Web sites require functionality, flexibility, and usability, though usability is often emphasized over other attributes. Notice that I didn’t mention a database. A database back end is a tool that helps fulfill a Web site’s requirements. Whether a Web site needs a database back end is a different matter.

Many friends ask me how to implement a database in their Web sites. Before I tell them how, I always ask why they want a database-driven Web site. To my surprise, many think a database is the only way to go. The buzz today is all about the supposed benefits of a database, yet few stop to consider whether they actually need a database or what the cost will be in performance or functionality.

Let’s be clear: We’re referring to database-driven Web site content, not to collecting data or displaying data from other sources, or to data used in ways other than Web pages.

When to use a database
I use a database for all constantly changing content. For example, news sites need a database to keep track of articles. Another example is an intranet site I created for a quality assurance group. I set up a Web site that allows each member of the group to post all test cases to a back-end database.

How did I satisfy the requirements of functionality, flexibility, and usability? I created a central repository for the creation, retrieval, and searching of test cases, thus ensuring functionality and usability.
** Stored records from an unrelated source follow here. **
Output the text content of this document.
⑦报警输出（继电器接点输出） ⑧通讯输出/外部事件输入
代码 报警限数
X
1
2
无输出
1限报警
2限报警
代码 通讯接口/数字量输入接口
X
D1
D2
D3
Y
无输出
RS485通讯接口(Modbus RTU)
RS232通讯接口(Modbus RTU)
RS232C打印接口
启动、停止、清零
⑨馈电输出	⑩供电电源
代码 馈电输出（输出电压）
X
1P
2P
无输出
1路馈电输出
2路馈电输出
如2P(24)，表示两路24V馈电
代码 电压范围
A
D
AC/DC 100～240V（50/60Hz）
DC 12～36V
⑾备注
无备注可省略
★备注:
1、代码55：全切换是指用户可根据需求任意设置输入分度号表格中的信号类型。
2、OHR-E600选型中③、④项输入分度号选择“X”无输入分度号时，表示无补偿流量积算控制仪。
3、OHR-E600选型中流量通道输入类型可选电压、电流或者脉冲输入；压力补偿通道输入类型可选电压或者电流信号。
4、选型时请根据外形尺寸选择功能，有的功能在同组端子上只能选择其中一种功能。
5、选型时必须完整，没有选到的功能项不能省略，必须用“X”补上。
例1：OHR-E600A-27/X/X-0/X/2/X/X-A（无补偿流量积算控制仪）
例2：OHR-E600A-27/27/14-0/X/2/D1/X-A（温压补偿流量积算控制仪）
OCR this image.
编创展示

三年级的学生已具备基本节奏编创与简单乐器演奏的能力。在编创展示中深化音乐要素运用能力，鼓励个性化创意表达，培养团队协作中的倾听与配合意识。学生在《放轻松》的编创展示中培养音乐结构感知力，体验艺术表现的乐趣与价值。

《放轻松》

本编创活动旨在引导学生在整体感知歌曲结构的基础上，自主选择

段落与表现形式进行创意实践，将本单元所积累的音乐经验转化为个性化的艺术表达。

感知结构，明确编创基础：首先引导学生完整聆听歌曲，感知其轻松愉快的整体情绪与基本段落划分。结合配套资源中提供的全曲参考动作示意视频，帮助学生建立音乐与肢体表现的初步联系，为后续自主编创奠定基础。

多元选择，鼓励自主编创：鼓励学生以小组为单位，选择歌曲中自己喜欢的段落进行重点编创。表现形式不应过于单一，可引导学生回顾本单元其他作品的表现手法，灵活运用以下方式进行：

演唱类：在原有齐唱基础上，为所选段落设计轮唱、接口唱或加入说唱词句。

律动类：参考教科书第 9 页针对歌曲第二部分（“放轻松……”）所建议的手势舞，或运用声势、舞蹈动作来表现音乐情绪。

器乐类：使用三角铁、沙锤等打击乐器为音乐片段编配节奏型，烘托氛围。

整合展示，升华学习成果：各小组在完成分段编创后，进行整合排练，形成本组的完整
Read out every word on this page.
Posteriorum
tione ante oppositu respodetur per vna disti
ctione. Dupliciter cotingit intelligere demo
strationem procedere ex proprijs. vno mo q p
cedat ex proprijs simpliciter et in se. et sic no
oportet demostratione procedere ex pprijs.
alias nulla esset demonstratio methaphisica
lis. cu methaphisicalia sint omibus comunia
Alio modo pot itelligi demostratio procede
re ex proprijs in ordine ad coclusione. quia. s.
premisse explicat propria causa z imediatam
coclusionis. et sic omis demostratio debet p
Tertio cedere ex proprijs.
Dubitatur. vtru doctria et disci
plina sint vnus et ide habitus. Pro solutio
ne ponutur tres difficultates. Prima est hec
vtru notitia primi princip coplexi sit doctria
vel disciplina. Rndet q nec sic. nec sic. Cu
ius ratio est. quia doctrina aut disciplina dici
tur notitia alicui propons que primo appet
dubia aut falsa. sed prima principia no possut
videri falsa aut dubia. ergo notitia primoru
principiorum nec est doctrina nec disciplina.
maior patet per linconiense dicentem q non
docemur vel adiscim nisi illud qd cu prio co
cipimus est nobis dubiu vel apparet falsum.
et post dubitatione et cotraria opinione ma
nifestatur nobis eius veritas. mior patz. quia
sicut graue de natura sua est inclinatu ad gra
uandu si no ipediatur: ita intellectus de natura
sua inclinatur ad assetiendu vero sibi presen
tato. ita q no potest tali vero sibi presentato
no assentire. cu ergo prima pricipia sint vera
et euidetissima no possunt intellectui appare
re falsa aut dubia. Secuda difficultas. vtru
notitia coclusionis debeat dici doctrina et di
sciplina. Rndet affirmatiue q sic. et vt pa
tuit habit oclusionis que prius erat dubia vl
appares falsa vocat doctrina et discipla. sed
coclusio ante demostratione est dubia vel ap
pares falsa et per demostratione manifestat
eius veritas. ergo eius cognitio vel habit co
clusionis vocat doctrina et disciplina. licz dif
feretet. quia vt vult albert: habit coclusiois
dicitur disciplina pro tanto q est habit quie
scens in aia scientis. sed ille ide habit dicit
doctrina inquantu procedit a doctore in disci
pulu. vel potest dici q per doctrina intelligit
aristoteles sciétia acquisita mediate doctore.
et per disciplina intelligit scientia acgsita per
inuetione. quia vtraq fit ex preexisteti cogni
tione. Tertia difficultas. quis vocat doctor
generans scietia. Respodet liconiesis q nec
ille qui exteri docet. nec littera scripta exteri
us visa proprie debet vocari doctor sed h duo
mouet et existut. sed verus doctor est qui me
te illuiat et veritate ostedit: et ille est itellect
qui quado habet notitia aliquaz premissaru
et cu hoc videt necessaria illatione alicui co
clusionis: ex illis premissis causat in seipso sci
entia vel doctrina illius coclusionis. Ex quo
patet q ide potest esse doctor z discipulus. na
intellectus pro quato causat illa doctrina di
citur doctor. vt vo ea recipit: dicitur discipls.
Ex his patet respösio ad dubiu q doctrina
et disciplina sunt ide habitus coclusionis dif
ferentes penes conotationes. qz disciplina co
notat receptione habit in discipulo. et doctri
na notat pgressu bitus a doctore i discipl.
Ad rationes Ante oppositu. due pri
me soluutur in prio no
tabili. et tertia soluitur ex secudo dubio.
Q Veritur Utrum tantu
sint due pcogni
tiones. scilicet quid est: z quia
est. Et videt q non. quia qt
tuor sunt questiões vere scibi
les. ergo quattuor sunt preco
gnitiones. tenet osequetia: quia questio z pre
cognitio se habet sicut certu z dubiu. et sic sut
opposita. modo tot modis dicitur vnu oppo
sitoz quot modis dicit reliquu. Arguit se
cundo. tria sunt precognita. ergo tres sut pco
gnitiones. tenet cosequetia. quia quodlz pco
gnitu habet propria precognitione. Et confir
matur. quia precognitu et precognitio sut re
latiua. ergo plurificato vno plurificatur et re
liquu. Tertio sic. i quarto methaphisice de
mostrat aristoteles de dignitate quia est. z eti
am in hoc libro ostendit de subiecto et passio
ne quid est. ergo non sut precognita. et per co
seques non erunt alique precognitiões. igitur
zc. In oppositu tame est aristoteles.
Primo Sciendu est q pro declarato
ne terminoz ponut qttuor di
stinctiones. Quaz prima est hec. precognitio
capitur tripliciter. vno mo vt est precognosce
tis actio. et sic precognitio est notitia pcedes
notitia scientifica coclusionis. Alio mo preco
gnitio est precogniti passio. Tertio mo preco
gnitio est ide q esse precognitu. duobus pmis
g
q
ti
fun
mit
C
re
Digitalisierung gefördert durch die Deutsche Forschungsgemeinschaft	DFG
I made the system flexible by adding features—namely, printing and editing capabilities.

When not to use a database
So when shouldn’t you use a database? Many of you are probably saying, “That’s ridiculous—you can always benefit from a database.” Let me explain why that isn’t always so.

How many Web sites use a database for the title, links, images, or text? Many do, but just because we can put site content into a database doesn’t mean that we need to. The fact is, some bottlenecks can come from using databases. There are potential network problems, connectivity issues, and authorization problems, not to mention the need for database management and maintenance.

There are some alternatives to databases for managing your Web site content. I like to store site data in configuration files that have arrays or other variables that can hold that data. Other choices might be XML files or text files.

You make the call
When creating a Web site, focus on the reasons for using a database back-end system to drive your site. Many times, it’s easier and faster to access required data from a configuration file than from a database.

We can take this one step further. By using the database for real data and not relatively static Web site data like site name, slogans, and such, we can alleviate pressure on the back end and increase overall performance. For example, if we have 15 queries to pull out Web site data and only three queries for actual data, think of the performance and usability gained by keeping site content and actual data separate.